Die Metamorphose des Victor Alaluf
26. November 2015 • Text von Gast
Betrachtet man die Arbeiten des argentinischen Künstlers Victor Alaluf, so wird man zunächst von seltsam durchmischten Gefühlen erfasst. Schwermütig und beschwingt zugleich wirken die feingliedrigen „Kollagen der Realität“, wie er seine Werke nennt. Mit uns sprach er über seine Wirklichkeit, seine Vergangenheit und über die vielen Schichten und persönlichen Referenzen in seiner Kunst, hinter der eine besondere Weltanschauung und Auffassung von Tod und Vergänglichkeit liegt. Text: Eva Beck.
gallerytalk.net: Die Zerbrechlichkeit und Endlichkeit des Daseins scheint ein zentraler Aspekt deines Schaffens zu sein.
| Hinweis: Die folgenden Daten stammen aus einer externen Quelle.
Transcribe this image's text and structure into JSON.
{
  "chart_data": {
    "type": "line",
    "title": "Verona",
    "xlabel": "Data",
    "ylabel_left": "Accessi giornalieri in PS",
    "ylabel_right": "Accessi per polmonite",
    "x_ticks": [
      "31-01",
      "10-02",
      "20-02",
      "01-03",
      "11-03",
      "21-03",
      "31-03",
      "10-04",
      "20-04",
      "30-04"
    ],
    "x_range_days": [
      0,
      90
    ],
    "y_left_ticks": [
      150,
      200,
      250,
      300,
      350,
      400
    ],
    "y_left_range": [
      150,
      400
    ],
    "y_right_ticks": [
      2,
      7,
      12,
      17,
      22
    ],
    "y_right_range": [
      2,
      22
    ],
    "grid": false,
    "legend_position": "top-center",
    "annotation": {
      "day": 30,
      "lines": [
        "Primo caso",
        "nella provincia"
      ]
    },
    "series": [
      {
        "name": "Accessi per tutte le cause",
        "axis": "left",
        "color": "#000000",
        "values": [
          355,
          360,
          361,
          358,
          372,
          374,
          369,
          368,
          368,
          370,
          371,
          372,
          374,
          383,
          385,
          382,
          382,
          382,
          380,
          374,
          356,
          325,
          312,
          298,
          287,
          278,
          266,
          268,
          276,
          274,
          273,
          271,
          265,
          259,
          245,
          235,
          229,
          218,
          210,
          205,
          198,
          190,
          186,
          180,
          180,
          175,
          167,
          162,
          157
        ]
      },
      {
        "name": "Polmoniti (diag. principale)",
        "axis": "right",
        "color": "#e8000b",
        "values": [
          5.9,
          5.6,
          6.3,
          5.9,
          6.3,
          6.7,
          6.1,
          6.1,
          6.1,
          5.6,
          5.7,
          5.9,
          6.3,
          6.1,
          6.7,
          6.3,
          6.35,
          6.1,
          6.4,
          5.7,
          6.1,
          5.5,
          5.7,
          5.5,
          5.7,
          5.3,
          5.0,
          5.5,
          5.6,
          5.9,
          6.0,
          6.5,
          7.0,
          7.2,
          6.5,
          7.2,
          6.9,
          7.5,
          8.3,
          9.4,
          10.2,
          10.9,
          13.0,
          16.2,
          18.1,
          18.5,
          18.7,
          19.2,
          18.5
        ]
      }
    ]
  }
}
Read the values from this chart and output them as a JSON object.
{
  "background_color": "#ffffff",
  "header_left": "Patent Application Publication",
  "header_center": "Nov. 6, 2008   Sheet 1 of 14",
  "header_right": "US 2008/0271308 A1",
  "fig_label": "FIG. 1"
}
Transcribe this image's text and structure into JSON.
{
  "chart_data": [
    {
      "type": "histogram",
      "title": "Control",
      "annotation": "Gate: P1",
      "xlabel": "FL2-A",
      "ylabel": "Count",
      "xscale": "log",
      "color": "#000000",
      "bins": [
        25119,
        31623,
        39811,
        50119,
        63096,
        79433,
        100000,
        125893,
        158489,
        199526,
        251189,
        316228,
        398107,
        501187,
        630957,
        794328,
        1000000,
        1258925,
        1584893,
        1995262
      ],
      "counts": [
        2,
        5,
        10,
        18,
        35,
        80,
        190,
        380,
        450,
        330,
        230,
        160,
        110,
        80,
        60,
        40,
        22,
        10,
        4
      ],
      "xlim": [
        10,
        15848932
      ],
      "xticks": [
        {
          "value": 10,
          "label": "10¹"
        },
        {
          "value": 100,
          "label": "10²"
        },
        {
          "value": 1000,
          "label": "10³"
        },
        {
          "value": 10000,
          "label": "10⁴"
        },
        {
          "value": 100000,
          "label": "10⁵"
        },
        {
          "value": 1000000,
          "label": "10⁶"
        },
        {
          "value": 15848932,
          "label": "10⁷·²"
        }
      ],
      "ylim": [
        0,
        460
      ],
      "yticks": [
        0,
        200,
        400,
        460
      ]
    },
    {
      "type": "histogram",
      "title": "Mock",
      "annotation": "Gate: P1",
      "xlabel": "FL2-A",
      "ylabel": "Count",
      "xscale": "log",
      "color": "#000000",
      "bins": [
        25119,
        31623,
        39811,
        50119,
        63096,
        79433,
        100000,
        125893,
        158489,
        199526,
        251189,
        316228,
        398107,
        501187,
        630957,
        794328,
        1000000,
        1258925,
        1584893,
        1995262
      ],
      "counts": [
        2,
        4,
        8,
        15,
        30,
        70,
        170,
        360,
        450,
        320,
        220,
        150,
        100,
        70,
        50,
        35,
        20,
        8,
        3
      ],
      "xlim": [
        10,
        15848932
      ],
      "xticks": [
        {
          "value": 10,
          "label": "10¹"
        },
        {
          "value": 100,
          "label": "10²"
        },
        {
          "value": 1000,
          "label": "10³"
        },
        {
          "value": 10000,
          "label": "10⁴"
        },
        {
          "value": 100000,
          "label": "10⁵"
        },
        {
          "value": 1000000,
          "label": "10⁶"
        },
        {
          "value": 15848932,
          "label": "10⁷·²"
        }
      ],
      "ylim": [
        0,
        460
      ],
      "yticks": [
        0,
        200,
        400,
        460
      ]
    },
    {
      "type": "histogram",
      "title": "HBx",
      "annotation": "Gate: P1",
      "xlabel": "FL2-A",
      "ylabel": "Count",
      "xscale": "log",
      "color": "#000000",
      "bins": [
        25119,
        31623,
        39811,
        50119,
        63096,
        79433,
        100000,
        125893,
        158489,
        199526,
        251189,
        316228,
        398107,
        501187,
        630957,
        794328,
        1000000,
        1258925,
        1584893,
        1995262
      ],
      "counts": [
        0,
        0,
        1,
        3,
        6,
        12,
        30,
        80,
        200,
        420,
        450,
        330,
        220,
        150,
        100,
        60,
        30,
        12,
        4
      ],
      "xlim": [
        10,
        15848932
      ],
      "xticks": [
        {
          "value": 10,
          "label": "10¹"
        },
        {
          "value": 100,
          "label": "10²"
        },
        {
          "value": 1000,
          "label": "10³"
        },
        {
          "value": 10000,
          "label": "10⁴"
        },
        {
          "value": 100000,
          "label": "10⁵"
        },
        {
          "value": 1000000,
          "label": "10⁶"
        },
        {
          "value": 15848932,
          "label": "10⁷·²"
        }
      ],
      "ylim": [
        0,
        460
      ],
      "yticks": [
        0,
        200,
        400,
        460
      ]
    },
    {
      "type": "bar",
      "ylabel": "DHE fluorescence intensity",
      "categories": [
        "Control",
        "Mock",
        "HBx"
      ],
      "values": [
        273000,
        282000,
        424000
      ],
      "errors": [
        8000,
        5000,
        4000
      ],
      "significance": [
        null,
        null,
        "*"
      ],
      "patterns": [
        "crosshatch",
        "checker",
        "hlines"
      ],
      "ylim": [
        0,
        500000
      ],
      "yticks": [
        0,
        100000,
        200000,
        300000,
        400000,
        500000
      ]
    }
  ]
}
Es überträgt Elemente von Tod und Vergänglichkeit, Schmerz und Körperlichkeit in ästhetische Form. Das sind extrem persönliche Themen. Was ist dein Bezug zu diesen?
Victor Alaluf: Meine Kunst ist grundsätzlich sehr persönlich. Um sie heute verstehen zu können, muss man meine Vergangenheit kennen. Ich sehe diese als Rucksack. Um meine Arbeit zu begreifen, musst du meinen Rucksack aufmachen und sehen, was sich darin befindet. Als Kind war ich immer geplagt von Allergien und Asthma, weshalb ich nie draußen spielen konnte. Deswegen habe ich die meiste Zeit im Haus mit meiner Großmutter verbracht, die eine wichtige Rolle in meinem Leben gespielt hat und gestorben ist, als ich noch jung war. Ich war daher von klein auf stark konfrontiert mit Krankheit und Tod. Ich habe viel Zeit im Krankenhaus verbracht, was einerseits Angst einflößend war, aber auch faszinierend sein kann, der menschliche Körper, der Tod… In Südamerika haben wir in Bezug auf die Todesthematik eine viel positivere Mentalität als in Europa, wir sehen ihn als Schritt in ein anderes, besseres Leben. Und das übertrage ich auch in meine Kunst. Sie ist daher nicht düster, sondern hoffnungsvoll. Ich empfinde den Verfall des menschlichen Körpers nicht als hässlich wie in vielen anderen Kulturen. Ich sehe Schönheit in Dingen, die anderen Angst einflößen. Ich behandle dunkle Themen in positivem Licht. Manchmal stehe ich dem Tod sogar schon fast ironisch gegenüber, wie in meiner Serie „Orgy in Hell“. Die Skelette feiern eine Party in der Hölle, sie trinken, sie heiraten, sie haben Sex. So wie wir!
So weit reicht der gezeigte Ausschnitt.